Aleatoric Uncertainty데이터 자체가 원래 불명확해서 아무리 학습해도 줄일 수 없는 불확실성. 동전 던지기처럼 본질적으로 예측 불가능한 요소에서 오는 불확실함.

Epistemic Uncertainty모델이 아직 충분히 학습하지 못해서 생기는 불확실성. 책을 더 읽으면 줄어드는 '지식 부족'에서 오는 불확실함.

Underspecification Uncertainty사용자가 질문을 애매하게 하거나 정보를 덜 줬을 때 생기는 불확실성. '해리포터 언제 나왔어?'에서 어느 나라 개봉일인지 안 알려준 상황.

Interactive Learning능동학습(Active Learning)에서 착안한 개념으로, AI가 사용자에게 명확화 질문을 던져서 현재 대화의 불확실성을 줄이는 방식. 전체 모델을 업데이트하는 게 아니라 지금 이 대화를 더 잘 풀기 위한 질문.

Calibration모델이 '80% 확신'이라고 하면 실제로 80%의 경우에 맞아야 한다는 개념. 일기예보가 '비 올 확률 80%'라고 했을 때 실제로 10번 중 8번 비가 와야 잘 보정된 것.

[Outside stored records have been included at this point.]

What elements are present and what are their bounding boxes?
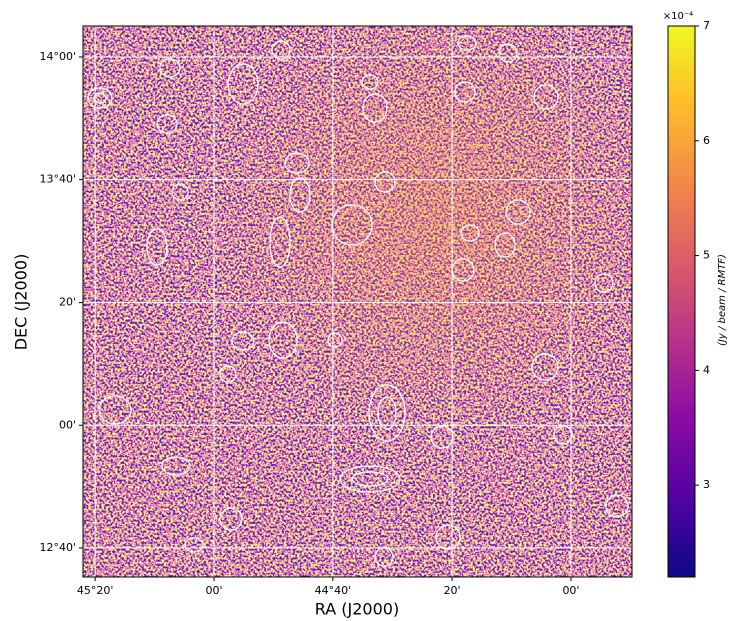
contours: [87, 35, 629, 567]
y-tick-label: 00': [59, 418, 76, 431]
y-axis-label: DEC (J2000): [12, 254, 31, 351]
colorbar-tick-label: 3: [703, 478, 710, 491]
x-tick-label: 44°40': [315, 584, 352, 597]
x-tick-label: 45°20': [77, 584, 114, 597]
x-tick-label: 00': [562, 584, 579, 597]
sky-image: [83, 26, 632, 577]
y-tick-label: 14°00': [39, 50, 76, 63]
colorbar: [667, 25, 696, 578]
colorbar-tick-label: 7: [703, 19, 710, 32]
colorbar-tick-label: 5: [703, 249, 710, 262]
y-tick-label: 12°40': [39, 541, 76, 554]
y-tick-label: 20': [59, 296, 76, 309]
colorbar-tick-label: 6: [703, 134, 710, 147]
plot-frame: [82, 25, 633, 578]
colorbar-offset: ×10⁻⁴: [663, 11, 693, 22]
x-tick-label: 00': [205, 584, 222, 597]
x-axis-label: RA (J2000): [315, 600, 399, 619]
grid: [83, 26, 632, 577]
x-tick-label: 20': [444, 584, 461, 597]
y-tick-label: 13°40': [39, 173, 76, 186]
colorbar-label: (Jy / beam / RMTF): [717, 254, 728, 346]
colorbar-tick-label: 4: [703, 363, 710, 376]
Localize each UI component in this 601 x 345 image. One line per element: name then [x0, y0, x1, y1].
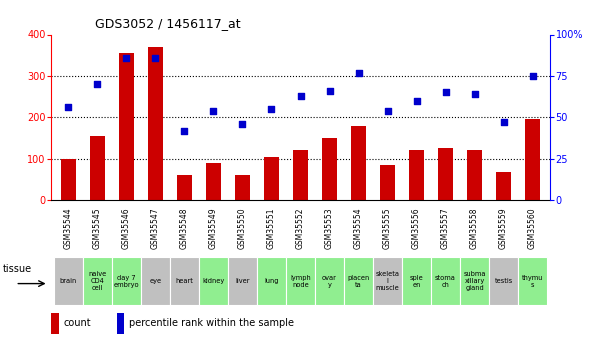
FancyBboxPatch shape [489, 257, 518, 305]
Text: percentile rank within the sample: percentile rank within the sample [129, 318, 294, 328]
Bar [350, 126, 367, 200]
Text: GSM35557: GSM35557 [441, 208, 450, 249]
FancyBboxPatch shape [315, 257, 344, 305]
Point [121, 55, 131, 60]
Bar [147, 47, 163, 200]
Point [93, 81, 102, 87]
FancyBboxPatch shape [431, 257, 460, 305]
Bar [322, 138, 338, 200]
Point [441, 90, 450, 95]
Text: GSM35554: GSM35554 [354, 208, 363, 249]
Bar [90, 136, 105, 200]
Text: stoma
ch: stoma ch [435, 275, 456, 288]
Point [325, 88, 334, 93]
Text: GSM35551: GSM35551 [267, 208, 276, 249]
FancyBboxPatch shape [460, 257, 489, 305]
Point [383, 108, 392, 114]
Text: brain: brain [60, 278, 77, 284]
Text: testis: testis [495, 278, 513, 284]
FancyBboxPatch shape [344, 257, 373, 305]
Point [412, 98, 421, 104]
Text: lymph
node: lymph node [290, 275, 311, 288]
Bar [234, 175, 251, 200]
Point [499, 119, 508, 125]
FancyBboxPatch shape [170, 257, 199, 305]
Text: GSM35560: GSM35560 [528, 208, 537, 249]
Text: kidney: kidney [203, 278, 225, 284]
Text: skeleta
l
muscle: skeleta l muscle [376, 271, 400, 291]
Point [151, 55, 160, 60]
Text: GDS3052 / 1456117_at: GDS3052 / 1456117_at [96, 17, 241, 30]
Text: GSM35545: GSM35545 [93, 208, 102, 249]
FancyBboxPatch shape [54, 257, 83, 305]
Bar [118, 53, 135, 200]
Point [64, 105, 73, 110]
Point [296, 93, 305, 99]
Bar [206, 163, 222, 200]
Point [180, 128, 189, 133]
Text: GSM35559: GSM35559 [499, 208, 508, 249]
FancyBboxPatch shape [286, 257, 315, 305]
FancyBboxPatch shape [83, 257, 112, 305]
Text: naive
CD4
cell: naive CD4 cell [88, 271, 106, 291]
Point [354, 70, 364, 75]
FancyBboxPatch shape [112, 257, 141, 305]
Text: GSM35548: GSM35548 [180, 208, 189, 249]
Bar [438, 148, 454, 200]
Text: day 7
embryо: day 7 embryо [114, 275, 139, 288]
Bar [51, 313, 58, 334]
Bar [409, 150, 424, 200]
Text: GSM35558: GSM35558 [470, 208, 479, 249]
Bar [379, 165, 395, 200]
Text: GSM35553: GSM35553 [325, 208, 334, 249]
Text: lung: lung [264, 278, 279, 284]
Bar [466, 150, 483, 200]
Bar [177, 175, 192, 200]
FancyBboxPatch shape [373, 257, 402, 305]
Point [209, 108, 218, 114]
Bar [293, 150, 308, 200]
Bar [525, 119, 540, 200]
Point [237, 121, 247, 127]
Text: tissue: tissue [2, 264, 32, 274]
Text: ovar
y: ovar y [322, 275, 337, 288]
Point [470, 91, 480, 97]
Bar [117, 313, 124, 334]
Bar [496, 172, 511, 200]
Point [528, 73, 537, 79]
Bar [61, 159, 76, 200]
Text: eye: eye [150, 278, 162, 284]
Text: count: count [63, 318, 91, 328]
Text: GSM35544: GSM35544 [64, 208, 73, 249]
Bar [263, 157, 279, 200]
Text: thymu
s: thymu s [522, 275, 543, 288]
Text: placen
ta: placen ta [347, 275, 370, 288]
FancyBboxPatch shape [402, 257, 431, 305]
Text: sple
en: sple en [410, 275, 423, 288]
Text: GSM35549: GSM35549 [209, 208, 218, 249]
Text: liver: liver [235, 278, 250, 284]
Text: GSM35552: GSM35552 [296, 208, 305, 249]
FancyBboxPatch shape [199, 257, 228, 305]
Text: subma
xillary
gland: subma xillary gland [463, 271, 486, 291]
Text: GSM35546: GSM35546 [122, 208, 131, 249]
FancyBboxPatch shape [141, 257, 170, 305]
Point [267, 106, 276, 112]
Text: GSM35556: GSM35556 [412, 208, 421, 249]
FancyBboxPatch shape [518, 257, 547, 305]
Text: GSM35555: GSM35555 [383, 208, 392, 249]
Text: GSM35550: GSM35550 [238, 208, 247, 249]
Text: GSM35547: GSM35547 [151, 208, 160, 249]
Text: heart: heart [175, 278, 194, 284]
FancyBboxPatch shape [257, 257, 286, 305]
FancyBboxPatch shape [228, 257, 257, 305]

Conformal Prediction통계적으로 보장된 범위 내에서 답의 후보 집합을 출력하는 기법. '답은 A 또는 B 중 하나'처럼 확실히 정답을 포함하는 집합을 제공하는 것.

Related Resources

Original Abstract (Expand)

Large-language models (LLMs) and chatbot agents are known to provide wrong outputs at times, and it was recently found that this can never be fully prevented. Hence, uncertainty quantification plays a crucial role, aiming to quantify the level of ambiguity in either one overall number or two numbers for aleatoric and epistemic uncertainty. This position paper argues that this traditional dichotomy of uncertainties is too limited for the open and interactive setup that LLM agents operate in when communicating with a user, and that we need to research avenues that enrich uncertainties in this novel scenario. We review the literature and find that popular definitions of aleatoric and epistemic uncertainties directly contradict each other and lose their meaning in interactive LLM agent settings. Hence, we propose three novel research directions that focus on uncertainties in such human-computer interactions: Underspecification uncertainties, for when users do not provide all information or define the exact task at the first go, interactive learning, to ask follow-up questions and reduce the uncertainty about the current context, and output uncertainties, to utilize the rich language and speech space to express uncertainties as more than mere numbers. We expect that these new ways of dealing with and communicating uncertainties will lead to LLM agent interactions that are more transparent, trustworthy, and intuitive.